Beyond its famous wine and vineyards, Old Mission Peninsula is also the region’s hidden hiking gem.

Mike Terrell - May 19th, 2014  

“I wish it were in my backyard,” said Ron Macy, a downstate resident visiting the Traverse City area.

He was standing at the Old Mission Point Park overlook after a recent hike.

“It’s so pristine hiking up here. It’s why I keep coming back. I envy you living up here,” he told me after I said I lived less than a half-hour away.

If your backyard is close, don’t let summer pass you by without checking out these three special spots.

OLD MISSION POINT PARK

The viewing area, marked with a memorial bench, is about halfway between the two trailheads for the upper trail system. They are located off Murray Ridgewood roads and connected by a two-and-a-half-mile graveled trail.

The trail crosses over the peninsula highlands, offering some jaw-dropping views, including views of both bays.

Old Mission Point Park is one of three parks and natural areas located on Old Mission Peninsula that offer a varied collection of trails. The other two are Pelizzari Natural Area and Pyatt Lake Nature Preserve.

Old Mission Point Park contains around 560 acres, which includes Lighthouse Park.
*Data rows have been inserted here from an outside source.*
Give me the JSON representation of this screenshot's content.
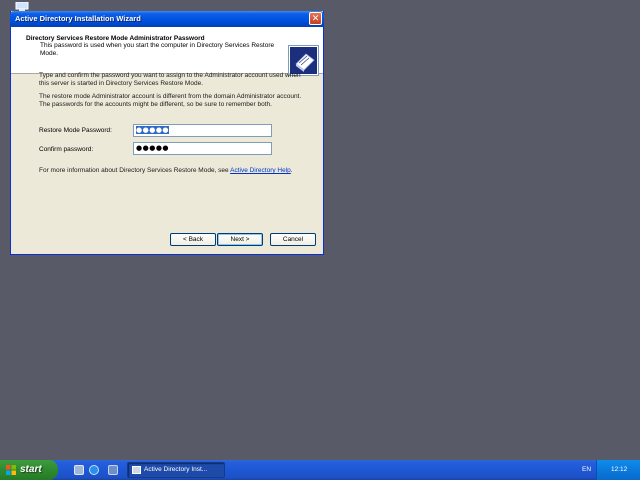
{
  "window": {
    "title": "Active Directory Installation Wizard",
    "close_glyph": "✕"
  },
  "header": {
    "title": "Directory Services Restore Mode Administrator Password",
    "subtitle": "This password is used when you start the computer in Directory Services Restore Mode.",
    "icon": "wizard-book-icon"
  },
  "body": {
    "para1": "Type and confirm the password you want to assign to the Administrator account used when this server is started in Directory Services Restore Mode.",
    "para2": "The restore mode Administrator account is different from the domain Administrator account. The passwords for the accounts might be different, so be sure to remember both.",
    "restore_label": "Restore Mode Password:",
    "restore_value": "●●●●●",
    "confirm_label": "Confirm password:",
    "confirm_value": "●●●●●",
    "info_text": "For more information about Directory Services Restore Mode, see ",
    "info_link": "Active Directory Help",
    "info_end": "."
  },
  "buttons": {
    "back": "< Back",
    "next": "Next >",
    "cancel": "Cancel"
  },
  "taskbar": {
    "start_label": "start",
    "task_item": "Active Directory Inst...",
    "language": "EN",
    "clock": "12:12"
  },
  "colors": {
    "desktop": "#585a68",
    "title_bar": "#0053e1",
    "link": "#0033cc",
    "start_green": "#2f8a2f"
  }
}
The township has a long-term lease on 500 acres of state-owned land, after a state park plan there failed. Lighthouse Park has a few miles of trails on 60 acres at the tip of the peninsula.

The additional state property has allowed the township to connect trails, offering more than six miles of hiking opportunities there.

PYATT LAKE

Pyatt Lake, located just north of Bowers Harbor off Neahtawanta Road, offers a short hike through some of the most botanically diverse natural areas in Grand Traverse County, according to Brad Gerlach, Grand Traverse Regional Land Conservancy stewardship coordinator.

“It was one of the Conservancy’s first land protection projects in the early 1990s, and still remains one of our most important acquisitions,” he said. “The dune ridge is home to more than 250 plant species, and each spring orchids and trillium carpet the forest floor in a sea of color.”

Gerlach said that spring and fall are the the best times to visit, “before the mosquitoes start showing up in great numbers,” he said.

PELIZZARI NATURAL AREA

Pelizzari Natural Area, just off Center Road, a mile from the peninsula’s base, was partially an old family orchard. The orchard is gone, but there are open meadows and beautiful woods to hike through.

Trails meander from Center Road to just above East Shore Drive and East Bay. In the summer you mostly hear songbirds in the meadows and woods, Gerlach said.

An old growth stand of rare climax hemlock trees towers above East Shore Drive. The Lower Meadow Trails, surrounded by tall hills, are also filled with hemlocks, many more than 100 years old.

“There’s about three miles of trails crisscrossing the property, and they are getting a lot of use. In fact, it’s one of our most visited trail systems,” said Gerlach, a conservation specialist. “It’s like an oasis amidst the hustle and bustle of [an area] that houses a lot of people.”